Extasiada y todavía hambrienta me moví con él. Gunnar tomó con ambas manos puñados de mi pelo y me obligó a inclinar la cabeza hacia atrás, para apresar con voracidad mi cuello. Me mordió y yo me sentí morir de placer. Sentí mis pechos bambolearse contra la roca de su pecho, y el roce del vello que lo cubría contra mis enhiestos pezones relampaguearon mis sentidos hasta sumirme en una dulce tortura.

—Así, mi amor —jadeó incontrolado—; baila para mí. ¡Por Odín, no te detengas!

Buscó mi boca con ansia, casi con desesperación, emitiendo guturales gruñidos. Me devoró descontrolado, crispado de placer. Nuestra lenguas se entrelazaron en una batalla por alzarse con el dominio absoluto, entregadas a la misma y ardiente necesidad: aplacar el desbordante anhelo que nos sacudía como el viento que golpea las ramas de un árbol con su furia. Me sentí al borde de un nuevo clímax todavía más violento cuando Gunnar deslizó una mano y acarició el centro justo de la tormenta. Entonces dejó de besarme y me miró con intensidad, paladeando el brutal gozo que me consumía.

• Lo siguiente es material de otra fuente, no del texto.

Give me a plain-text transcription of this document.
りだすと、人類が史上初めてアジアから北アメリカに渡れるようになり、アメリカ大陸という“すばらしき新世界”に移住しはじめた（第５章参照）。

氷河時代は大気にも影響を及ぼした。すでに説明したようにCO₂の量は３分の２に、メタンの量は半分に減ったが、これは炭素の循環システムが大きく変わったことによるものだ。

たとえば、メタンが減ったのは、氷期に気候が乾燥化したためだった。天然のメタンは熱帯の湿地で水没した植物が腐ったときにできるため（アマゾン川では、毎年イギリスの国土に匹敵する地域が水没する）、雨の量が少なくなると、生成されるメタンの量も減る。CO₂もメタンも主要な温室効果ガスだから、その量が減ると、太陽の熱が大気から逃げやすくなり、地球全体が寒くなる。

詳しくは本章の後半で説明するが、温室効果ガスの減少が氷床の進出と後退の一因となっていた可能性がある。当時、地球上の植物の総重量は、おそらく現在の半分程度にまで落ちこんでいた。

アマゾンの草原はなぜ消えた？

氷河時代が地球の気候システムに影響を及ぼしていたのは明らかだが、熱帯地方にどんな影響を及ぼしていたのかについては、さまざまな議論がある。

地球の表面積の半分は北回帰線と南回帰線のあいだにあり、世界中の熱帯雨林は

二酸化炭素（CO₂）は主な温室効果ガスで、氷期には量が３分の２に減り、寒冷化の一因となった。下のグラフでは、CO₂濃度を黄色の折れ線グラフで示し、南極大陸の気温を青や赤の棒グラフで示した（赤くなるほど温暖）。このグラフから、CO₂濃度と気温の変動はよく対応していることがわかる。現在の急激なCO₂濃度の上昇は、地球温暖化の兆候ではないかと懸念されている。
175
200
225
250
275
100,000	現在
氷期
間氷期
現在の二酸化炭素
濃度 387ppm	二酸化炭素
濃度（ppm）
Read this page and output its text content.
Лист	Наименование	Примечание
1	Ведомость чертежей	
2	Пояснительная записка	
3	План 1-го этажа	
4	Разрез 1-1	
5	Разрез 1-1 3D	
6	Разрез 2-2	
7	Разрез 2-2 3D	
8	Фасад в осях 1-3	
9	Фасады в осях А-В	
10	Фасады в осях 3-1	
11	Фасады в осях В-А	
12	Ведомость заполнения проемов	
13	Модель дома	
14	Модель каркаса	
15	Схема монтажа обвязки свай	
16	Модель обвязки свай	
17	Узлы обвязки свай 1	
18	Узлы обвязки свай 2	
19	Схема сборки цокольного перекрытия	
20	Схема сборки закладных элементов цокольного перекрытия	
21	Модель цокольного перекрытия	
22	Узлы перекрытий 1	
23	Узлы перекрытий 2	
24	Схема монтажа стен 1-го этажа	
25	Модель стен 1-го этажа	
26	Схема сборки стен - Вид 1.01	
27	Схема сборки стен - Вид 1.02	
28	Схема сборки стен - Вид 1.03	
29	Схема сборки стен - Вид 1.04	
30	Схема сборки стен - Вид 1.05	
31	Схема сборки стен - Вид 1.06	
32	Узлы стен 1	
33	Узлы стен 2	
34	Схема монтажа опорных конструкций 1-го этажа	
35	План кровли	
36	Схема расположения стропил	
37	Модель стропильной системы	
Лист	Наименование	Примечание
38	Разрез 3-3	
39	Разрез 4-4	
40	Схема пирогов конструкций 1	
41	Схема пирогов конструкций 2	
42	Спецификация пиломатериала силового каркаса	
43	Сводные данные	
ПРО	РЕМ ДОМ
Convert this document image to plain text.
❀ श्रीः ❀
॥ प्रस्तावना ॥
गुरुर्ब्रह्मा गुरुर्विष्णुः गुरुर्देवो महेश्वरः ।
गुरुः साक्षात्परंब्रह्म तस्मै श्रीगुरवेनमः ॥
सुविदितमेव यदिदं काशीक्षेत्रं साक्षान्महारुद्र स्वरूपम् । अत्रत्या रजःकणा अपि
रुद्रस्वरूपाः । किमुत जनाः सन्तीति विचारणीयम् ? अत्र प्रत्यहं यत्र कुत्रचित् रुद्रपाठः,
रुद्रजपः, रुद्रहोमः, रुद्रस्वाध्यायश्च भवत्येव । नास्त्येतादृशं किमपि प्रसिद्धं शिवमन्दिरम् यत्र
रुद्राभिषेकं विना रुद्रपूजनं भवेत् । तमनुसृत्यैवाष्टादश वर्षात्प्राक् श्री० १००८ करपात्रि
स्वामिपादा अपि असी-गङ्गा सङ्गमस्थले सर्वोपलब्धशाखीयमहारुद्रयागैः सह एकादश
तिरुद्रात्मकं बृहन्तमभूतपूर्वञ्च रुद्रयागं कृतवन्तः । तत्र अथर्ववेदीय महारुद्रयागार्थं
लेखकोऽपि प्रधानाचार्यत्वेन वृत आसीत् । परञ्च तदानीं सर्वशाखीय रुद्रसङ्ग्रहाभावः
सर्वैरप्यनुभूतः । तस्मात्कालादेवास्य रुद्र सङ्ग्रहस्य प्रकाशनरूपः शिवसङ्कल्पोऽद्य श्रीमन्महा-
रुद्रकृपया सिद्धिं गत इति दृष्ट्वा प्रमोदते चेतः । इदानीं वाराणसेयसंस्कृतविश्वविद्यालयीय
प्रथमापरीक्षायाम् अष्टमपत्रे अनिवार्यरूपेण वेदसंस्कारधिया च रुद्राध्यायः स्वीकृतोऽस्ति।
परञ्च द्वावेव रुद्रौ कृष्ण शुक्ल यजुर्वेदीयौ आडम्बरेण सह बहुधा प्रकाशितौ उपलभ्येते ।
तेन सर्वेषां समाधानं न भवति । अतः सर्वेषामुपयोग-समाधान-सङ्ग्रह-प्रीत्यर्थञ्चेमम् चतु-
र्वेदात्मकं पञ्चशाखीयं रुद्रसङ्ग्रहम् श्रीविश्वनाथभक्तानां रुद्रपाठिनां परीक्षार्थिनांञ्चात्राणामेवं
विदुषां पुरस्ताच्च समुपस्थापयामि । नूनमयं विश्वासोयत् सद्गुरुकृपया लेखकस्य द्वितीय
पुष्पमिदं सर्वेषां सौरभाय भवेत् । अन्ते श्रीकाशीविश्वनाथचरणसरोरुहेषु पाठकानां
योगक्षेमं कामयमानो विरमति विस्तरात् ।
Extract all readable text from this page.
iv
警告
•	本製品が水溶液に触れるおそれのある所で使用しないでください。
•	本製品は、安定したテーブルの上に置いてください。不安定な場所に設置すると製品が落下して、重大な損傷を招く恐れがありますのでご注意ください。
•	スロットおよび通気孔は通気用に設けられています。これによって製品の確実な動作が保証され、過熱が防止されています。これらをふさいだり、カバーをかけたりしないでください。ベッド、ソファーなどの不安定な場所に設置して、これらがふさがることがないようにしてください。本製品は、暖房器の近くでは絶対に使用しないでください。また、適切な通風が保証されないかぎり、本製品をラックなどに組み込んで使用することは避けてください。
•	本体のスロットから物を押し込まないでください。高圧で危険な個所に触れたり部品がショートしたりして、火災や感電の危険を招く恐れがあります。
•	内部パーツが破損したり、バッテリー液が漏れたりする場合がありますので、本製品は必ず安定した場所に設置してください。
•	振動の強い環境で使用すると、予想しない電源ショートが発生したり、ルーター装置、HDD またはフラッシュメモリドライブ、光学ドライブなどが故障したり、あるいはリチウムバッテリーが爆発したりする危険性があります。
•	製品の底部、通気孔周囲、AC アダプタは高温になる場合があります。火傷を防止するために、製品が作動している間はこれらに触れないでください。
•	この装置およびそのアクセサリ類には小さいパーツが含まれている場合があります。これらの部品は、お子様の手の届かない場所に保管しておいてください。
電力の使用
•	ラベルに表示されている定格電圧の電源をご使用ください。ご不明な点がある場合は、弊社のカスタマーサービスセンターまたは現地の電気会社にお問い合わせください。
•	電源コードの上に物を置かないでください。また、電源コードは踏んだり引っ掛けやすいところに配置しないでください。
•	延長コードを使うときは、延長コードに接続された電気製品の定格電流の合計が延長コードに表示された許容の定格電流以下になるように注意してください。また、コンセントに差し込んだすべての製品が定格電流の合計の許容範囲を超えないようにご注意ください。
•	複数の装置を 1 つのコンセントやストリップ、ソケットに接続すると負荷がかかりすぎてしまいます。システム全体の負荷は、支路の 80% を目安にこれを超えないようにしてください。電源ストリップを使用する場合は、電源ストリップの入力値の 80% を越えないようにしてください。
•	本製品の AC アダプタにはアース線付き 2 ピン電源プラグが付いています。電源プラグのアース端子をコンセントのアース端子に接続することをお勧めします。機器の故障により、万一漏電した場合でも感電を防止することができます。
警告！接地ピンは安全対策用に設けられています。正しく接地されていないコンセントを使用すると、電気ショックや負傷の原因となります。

—Mira a tu dueño y señor, a tu siervo y adorador. Mía para toda la eternidad. Tuyo a través de los tiempos.

Con la mirada turbia, susurré suplicante.

—Por favor, por favor, no pares.

—No, mi amor, nunca.

Se movió de nuevo con más vehemencia hasta que alcancé un orgasmo violento y dulce al mismo tiempo. Fue como llegar a una cumbre para rodar luego pendiente abajo hasta caer en una nube esponjosa y suave.

Acto seguido, él dejó escapar un grito ahogado, un feroz gruñido de honda satisfacción y se derramó en mí. Laxos y felices, permanecimos abrazados.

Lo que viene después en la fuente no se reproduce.